Ohio Portrait no. 150
My father used to work at an Entenmann’s, loading cakes, cookies, and pies onto the back of big delivery trucks.
My father used to work at an Entenmann’s, loading cakes, cookies, and pies onto the back of big delivery trucks.
He worked nights. The work aggravated his back so he wore a thick black brace with velcro straps. It looked a bit like a cummerbund. He worked late, and slept late into the day. The sun aggravated him so he blackened it out with opaque drapes.
He worked nights and came in early in the morning and it disturbed my mother, who kept regular hours and slept on a waterbed for the sake of her delicate, scoliosis-afflicted back. So my dad moved into a separate room, with his own bed and piles upon piles of his dirty, stale-smelling laundry.
He kept odd hours. He kept to himself in there. He put a set of weights in the room, and a TV, and a white acrylic dresser with a mechanical bank in the shape of a golfer. Place the coin where the ball ought to be and turn the crank; the golfer will strike it with his club and make it disappear into the grass in the bank’s base, preserving your money and keeping it safe.
There were also old-timey Pepsi knick-knacks on my dad’s dresser. Old crates and glass bottles and coasters and things. He loved Pepsi, and drank at least one two-liter per day. He loved Pepsi so much that it maybe gave him diabetes and killed him. That and all the Entenmann’s cakes.
He hated working at Entenmann’s. He hated the long, odd hours and how they disturbed his sleep. He hated fighting the sun and slipping out, into the darkness. He hated his mouthy co-workers and how they gossiped about their wives and their side bitches. He hated the long expanse of pallets upon pallets of cakes. He hated the physical toil and the drudgery and that he felt stuck, because he didn’t have a degree and he had a family to provide for.
He wanted to quick but his dream jobs were impractical. He wanted a cat but we all were allergic so he got a chinchilla. He wanted to eat all the cookies, cakes, and pies that he could get his hands on, but he developed diabetes. He wanted to sneak a bite or two from our snacks so we locked them up in a box in a drawer in the living room closet. He didn’t want to admit anything was wrong but it pained our mom to see him slowly kill himself. He wanted to stay with us but he had to go. He wanted to give us the house we’d grown up in but then he got too angry to let us keep it. He wanted to live like nothing was wrong but some things were very very wrong and he died.
My dad had a nightmare every single night. In it, he was in a massive warehouse like the one at his work, but unending, infinitely large. It was dark on the edges, stretching out, out into nothingness, or everythingness, stacks upon stacks upon cursed stacks of cakes, cookies, and pies, going on forever, as far as his eye could see — no, farther.
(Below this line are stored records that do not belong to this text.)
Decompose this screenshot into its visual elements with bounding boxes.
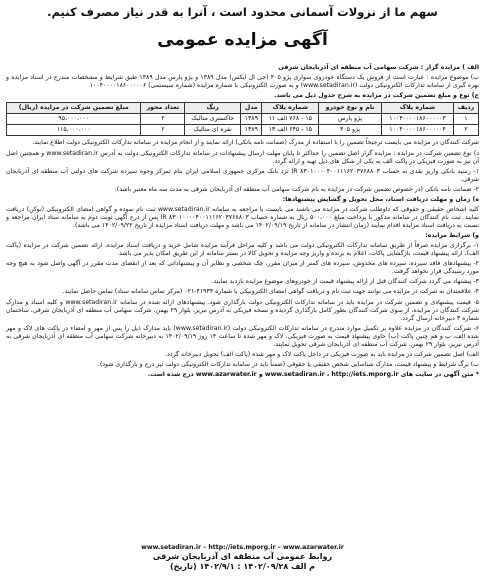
cell: ۹۵،۰۰۰،۰۰۰ [7,114,141,125]
cell: ۱۱۵،۰۰۰،۰۰۰ [7,125,141,136]
paragraph: ۵- قیمت پیشنهادی و تضمین شرکت در مزایده باید در سامانه تدارکات الکترونیکی دولت بارگذاری شود. پیشنهادهای ارائه شده در سامانه www.setadiran.ir و کلیه اسناد و مدارک شرکت کنندگان در مزایده، از سوی شرکت کنندگان بطور کامل بارگذاری گردیده و نسخه فیزیکی به آدرس تبریز، بلوار ۲۹ بهمن، شرکت سهامی آب منطقه ای آذربایجان شرقی، ساختمان شماره ۳ دبیرخانه ارسال گردد. [6,298,480,322]
ad-title: آگهی مزایده عمومی [157,30,328,50]
cell: ۲ [453,125,478,136]
table-header-row [7,103,479,114]
cell: نقره ای متالیک [185,125,241,136]
footer-org: روابط عمومی آب منطقه ای آذربایجان شرقی [152,552,333,561]
cell: ۱ [453,114,478,125]
cell: ۱۰۰۴۰۰۰۰۱۸۶۰۰۰۰۰۴ [382,125,454,136]
paragraph: ب) برگ شرایط و پیشنهاد قیمت، مدارک شناسایی شخص حقیقی یا حقوقی (ضمناً باید در سامانه تدارکات الکترونیکی دولت نیز درج و بارگذاری شود). [97,360,479,368]
col-header: مدل [241,103,262,114]
cell: ۱۵ - ۶۴۵ الف ۱۳ [262,125,319,136]
cell: ۲ [141,125,185,136]
paragraph: ۱- برگزاری مزایده صرفاً از طریق سامانه تدارکات الکترونیکی دولت می باشد و کلیه مراحل فرآیند مزایده شامل خرید و دریافت اسناد مزایده، ارائه تضمین شرکت در مزایده (پاکت الف)، ارائه پیشنهاد قیمت، بازگشایی پاکات، اعلام به برنده و واریز وجه مزایده و تحویل کالا در بستر سامانه از این طریق امکان پذیر می باشد. [6,242,479,258]
paragraph: و) شرایط مزایده: [425,232,479,240]
paragraph: ۴- علاقمندان به شرکت در مزایده می توانند جهت ثبت نام و دریافت گواهی امضای الکترونیکی با شماره ۴۱۹۳۴-۰۲۱ (مرکز تماس سامانه ستاد) تماس حاصل نمایند. [62,288,479,296]
col-header: تعداد محور [141,103,185,114]
cell: ۱۵ - ۷۶۸ الف ۱۱ [262,114,319,125]
footer [6,552,479,572]
paragraph: الف) اصل تضمین شرکت در مزایده باید به صورت فیزیکی در داخل پاکت لاک و مهر شده (پاکت الف) تحویل دبیرخانه گردد. [165,350,479,358]
paragraph: ۳- پیشنهاد می گردد شرکت کنندگان قبل از ارائه پیشنهاد قیمت از خودروهای موضوع مزایده بازدید نمایند. [211,278,479,286]
paragraph: ۶- شرکت کنندگان در مزایده علاوه بر تکمیل موارد مندرج در سامانه تدارکات الکترونیکی دولت (www.setadiran.ir) باید مدارک ذیل را پس از مهر و امضاء در پاکت های لاک و مهر شده الف، ب و هم چنین پاکت (ب) حاوی پیشنهاد قیمت به صورت فیزیکی، لاک و مهر شده تا ساعت ۱۴ روز ۱۴۰۲/۰۹/۱۹ به دبیرخانه شرکت سهامی آب منطقه ای آذربایجان شرقی به آدرس تبریز، بلوار ۲۹ بهمن، شرکت آب منطقه ای آذربایجان شرقی تحویل نمایند. [6,324,479,348]
cell: خاکستری متالیک [185,114,241,125]
table-row [7,114,479,125]
paragraph: * متن آگهی در سایت های www.setadiran.ir ، http://iets.mporg.ir و www.azarwater.ir درج شده است. [147,371,479,378]
footer-code: م الف ۱۴۰۲/۰۹/۲۸ : ۱۴۰۲/۹/۱ (تاریخ) [169,562,316,571]
cell: ۱۰۰۴۰۰۰۰۱۸۶۰۰۰۰۰۳ [382,114,454,125]
col-header: نام و نوع خودرو [319,103,382,114]
cell: ۱۳۸۹ [241,114,262,125]
clause-c: ج) نوع و مبلغ تضمین شرکت در مزایده به شرح جدول ذیل می باشد. [274,92,479,100]
table-row [7,125,479,136]
cell: ۲ [141,114,185,125]
ad-body [6,64,479,381]
table-note: شرکت کنندگان در مزایده می بایست ترجیحاً تضمین را با استفاده از مدرک (ضمانت نامه بانکی) ارائه نمایند و از انجام مزایده در سامانه تدارکات الکترونیکی دولت اطلاع نمایند. [32,139,479,147]
col-header: رنگ [185,103,241,114]
paragraph: ه) زمان و مهلت دریافت اسناد، محل تحویل و گشایش پیشنهادها: [282,195,479,203]
col-header: شماره پلاک [382,103,454,114]
clause-a: الف ) مزایده گزار : شرکت سهامی آب منطقه ای آذربایجان شرقی [278,64,479,71]
paragraph: د) نوع تضمین شرکت در مزایده : مزایده گزار اصل تضمین را حداکثر تا پایان مهلت ارسال پیشنهادات در سامانه تدارکات الکترونیکی دولت به آدرس www.setadiran.ir و همچنین اصل آن نیز به صورت فیزیکی در پاکت الف به یکی از شکل های ذیل تهیه و ارائه گردد. [6,149,479,165]
website-links: www.setadiran.ir – http://iets.mporg.ir – www.azarwater.ir [141,544,344,551]
col-header: مبلغ تضمین شرکت در مزایده (ریال) [7,103,141,114]
clause-b: ب) موضوع مزایده : عبارت است از فروش یک دستگاه خودروی سواری پژو ۴۰۵ (جی ال ایکس) مدل ۱۳۸۹ و پژو پارس مدل ۱۳۸۹ طبق شرایط و مشخصات مندرج در اسناد مزایده و بهره گیری از سامانه تدارکات الکترونیکی دولت (www.setadiran.ir) و به صورت الکترونیکی با شماره مزایده (شماره سیستمی) ۱۰۰۴۰۰۰۰۱۸۶۰۰۰۰۰۶ [6,74,480,90]
cell: ۱۳۸۹ [241,125,262,136]
paragraph: کلیه اشخاص حقیقی و حقوقی که داوطلب شرکت در مزایده می باشند می بایست با مراجعه به سامانه www.setadiran.ir ثبت نام نموده و گواهی امضای الکترونیکی (توکن) دریافت نمایند. ثبت نام کنندگان در سامانه مذکور با پرداخت مبلغ ۵۰۰،۰۰۰ ریال به شماره حساب IR ۸۳۰۱۰۰۰۰۴۰۰۱۱۱۶۲۰۳۷۶۸۸۰۳ پس از درج آگهی نوبت دوم به سامانه ستاد ایران مراجعه و نسبت به دریافت اسناد مزایده اقدام نمایند (زمان انتشار در سامانه از تاریخ ۱۴۰۲/۰۹/۱۹ می باشد و مهلت دریافت اسناد مزایده از تاریخ ۱۴۰۲/۰۹/۲۲ می باشد). [6,205,480,229]
vehicle-table [6,102,479,136]
col-header: شماره پلاک [262,103,319,114]
paragraph: ۲- پیشنهادهای فاقد سپرده، سپرده های مخدوش، سپرده های کمتر از میزان مقرر، چک شخصی و نظایر آن و پیشنهاداتی که بعد از انقضای مدت مقرر در آگهی واصل شود به هیچ وجه مورد رسیدگی قرار نخواهد گرفت. [6,260,479,276]
slogan: سهم ما از نزولات آسمانی محدود است ، آنرا به قدر نیاز مصرف کنیم. [47,5,438,19]
cell: پژو پارس [319,114,382,125]
cell: پژو ۴۰۵ [319,125,382,136]
col-header: ردیف [453,103,478,114]
paragraph: ۲- ضمانت نامه بانکی (در خصوص تضمین شرکت در مزایده به نام شرکت سهامی آب منطقه ای آذربایجان شرقی به مدت سه ماه معتبر باشد). [114,185,479,193]
paragraph: ۱- رسید بانکی واریز نقدی به حساب IR ۸۳۰۱۰۰۰۰۴۰۰۱۱۱۶۲۰۳۷۶۸۸۰۳ نزد بانک مرکزی جمهوری اسلامی ایران بنام تمرکز وجوه سپرده شرکت های دولتی آب منطقه ای آذربایجان شرقی. [6,167,480,183]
And there was a never-ending supply of trucks, too — large square dark maws waiting hungrily for him, demanding to be stuffed with the soft, sugary foodstuffs, the delivery orders unceasing, his toil never-ending, the bright crack of daylight never coming to free him and bid him away from the dank, unlit hellhole, to let his head hit the pillow of his smelly room, tired, weak, and free.
My mother has moved on from a waterbed to an electric air mattress with a memory foam top. She sleeps in it alone, free of disturbances. She used to have nightmares where our chinchilla dove at her neck and tore her throat out with a shriek and a long spurt of blood. I don’t think she has those nightmares anymore.